With all the chatter of nepo babies in recent months, Quincy’s success could be a result of hard work. Or, it could just be the result of being in such close parameters to Diddy and his network – which include the likes of Jay-Z, Usher, Mary J. Blige and so many others. But have we discussed what nepotism looks like in Black families, specifically? And whether it leads to the same success we see from white kids born to white celebrities?

Lainey touched on the element of race in the discussion about nepo babies in this thoughtful piece about Lori Harvey here, but it really is a never-ending conversation because there’s so much nuance to it. Her point about Black kids born to Black celebrities still having to deal with roadblocks that white nepo babies don’t really rings true here.


In some of his ventures, the nepotism is obvious. Acting, modelling and music opportunities were likely readily available for him given the connections that Diddy and his mother, the late Kim Porter, who had a successful career in modelling, had. Even developing his line of jeans just reeks of Diddy’s involvement and mentorship, considering he was the mastermind behind Sean John, a men’s fashion brand he founded in 1998, sold, and ultimately bought back in 2021 for $7.5 million. But the fact that he got into the tech startup space and app development suggests he’s after much more than what’s readily available to him by virtue of being Diddy’s son.

Being Black in the tech space is not easy. One man chronicled his experience in the Harvard Business Review. I’d argue that being a Black nepo baby in the tech space might even work against you, adding a layer of difficulty due to the racism within the industry. All of this supports Lainey’s point about race still being an obstacle for some nepo babies. 

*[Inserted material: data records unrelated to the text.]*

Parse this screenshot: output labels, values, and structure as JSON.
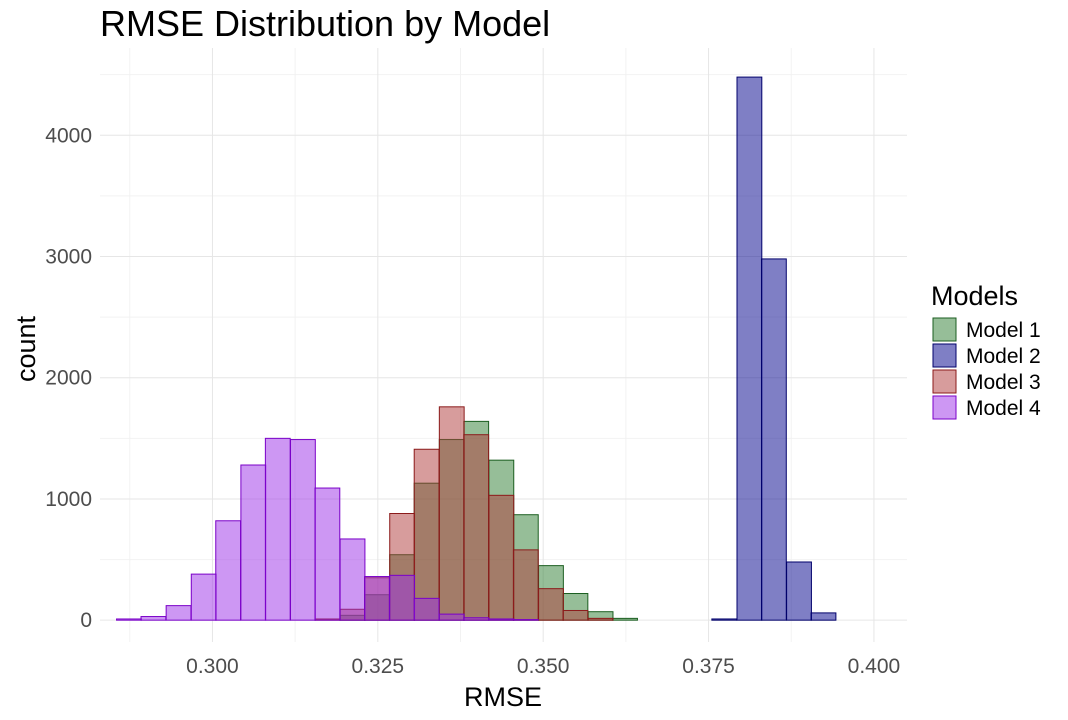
{
  "chart_data": {
    "type": "bar",
    "subtype": "overlaid-histogram",
    "title": "RMSE Distribution by Model",
    "xlabel": "RMSE",
    "ylabel": "count",
    "xlim": [
      0.283,
      0.405
    ],
    "ylim": [
      -180,
      4720
    ],
    "xticks": [
      0.3,
      0.325,
      0.35,
      0.375,
      0.4
    ],
    "xtick_labels": [
      "0.300",
      "0.325",
      "0.350",
      "0.375",
      "0.400"
    ],
    "yticks": [
      0,
      1000,
      2000,
      3000,
      4000
    ],
    "ytick_labels": [
      "0",
      "1000",
      "2000",
      "3000",
      "4000"
    ],
    "grid": true,
    "legend": {
      "title": "Models",
      "position": "right"
    },
    "bins_left": [
      0.2855,
      0.2892,
      0.293,
      0.2968,
      0.3005,
      0.3043,
      0.308,
      0.3118,
      0.3155,
      0.3193,
      0.323,
      0.3268,
      0.3305,
      0.3343,
      0.338,
      0.3418,
      0.3455,
      0.3493,
      0.353,
      0.3568,
      0.3605,
      0.3643,
      0.368,
      0.3718,
      0.3755,
      0.3793,
      0.383,
      0.3868,
      0.3905,
      0.3943,
      0.398
    ],
    "bin_width": 0.00375,
    "series": [
      {
        "name": "Model 1",
        "fill": "#2e7d32",
        "stroke": "#1b5e20",
        "values": [
          0,
          0,
          0,
          0,
          0,
          0,
          0,
          0,
          0,
          40,
          210,
          540,
          1130,
          1490,
          1640,
          1320,
          870,
          450,
          220,
          70,
          15,
          0,
          0,
          0,
          0,
          0,
          0,
          0,
          0,
          0,
          0
        ]
      },
      {
        "name": "Model 2",
        "fill": "#00008b",
        "stroke": "#00006b",
        "values": [
          0,
          0,
          0,
          0,
          0,
          0,
          0,
          0,
          0,
          0,
          0,
          0,
          0,
          0,
          0,
          0,
          0,
          0,
          0,
          0,
          0,
          0,
          0,
          0,
          10,
          4480,
          2980,
          480,
          60,
          0,
          0
        ]
      },
      {
        "name": "Model 3",
        "fill": "#b03a3a",
        "stroke": "#8b1a1a",
        "values": [
          0,
          0,
          0,
          0,
          0,
          0,
          0,
          0,
          10,
          90,
          350,
          880,
          1410,
          1760,
          1530,
          1030,
          580,
          260,
          80,
          15,
          0,
          0,
          0,
          0,
          0,
          0,
          0,
          0,
          0,
          0,
          0
        ]
      },
      {
        "name": "Model 4",
        "fill": "#9b30e8",
        "stroke": "#7a00c8",
        "values": [
          10,
          30,
          120,
          380,
          820,
          1280,
          1500,
          1490,
          1090,
          670,
          360,
          370,
          180,
          50,
          20,
          10,
          5,
          0,
          0,
          0,
          0,
          0,
          0,
          0,
          0,
          0,
          0,
          0,
          0,
          0,
          0
        ]
      }
    ]
  }
}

Just like his dad did, Quincy also has his sights set on bringing in new talent to the music and acting scenes. And he’s keeping it all in the family, starting with his 16-year-old twin sisters D’Lila Star and Jessie James, who are featured in the music video for his latest hit.

"We don't need no contracts, no paper, but I'm my sisters' manager," he told PEOPLE. "I'm like, the uncle- dad-manager-protector, I'm claiming it. I want to be able to really guide them. I want them to really know the layers of everything you can do. They've expressed to me their passions, where they see themselves, so I'm kind of bringing them along on my ride a little bit because in a minute, it's going to springboard into their own journey."

Though I’m a huge proponent for paperwork and legally binding contracts in the event things go south – and things have definitely gone south before, even with family – I love the fact that he’s starting with his sisters, even if it is nepotistic. Why? Because nepotism does not function the same in Black families in the same way it does for white families for a swath of reasons.


The first is that there are a lot less famous Black families than there are white ones. So the opportunities to help generate wealth and success are already much fewer and further between. Second, as Lainey discussed, when you’re Black, there are still obstacles no matter who your parents or relatives are – so being taken under the wing of someone who looks like you and genuinely has your best interests at heart is an added bonus. And lastly, Quincy is keeping the generational wealth going. There’s no doubt that Diddy’s future generations – remember, he’s got seven kids – will be set for life, but Quincy is likely to expand and usher in other Black talent into the entertainment industry, giving those artists and actors a real chance at fame, success, and the wealth that comes with it.

It's amazing to see what can happen when Black people – whether everyday people or the famous kids of hip hop moguls – can do when they have access to the same opportunities that are often reserved for white people – or people who just don’t look like us. I can’t wait to see what this new generation of talent will do.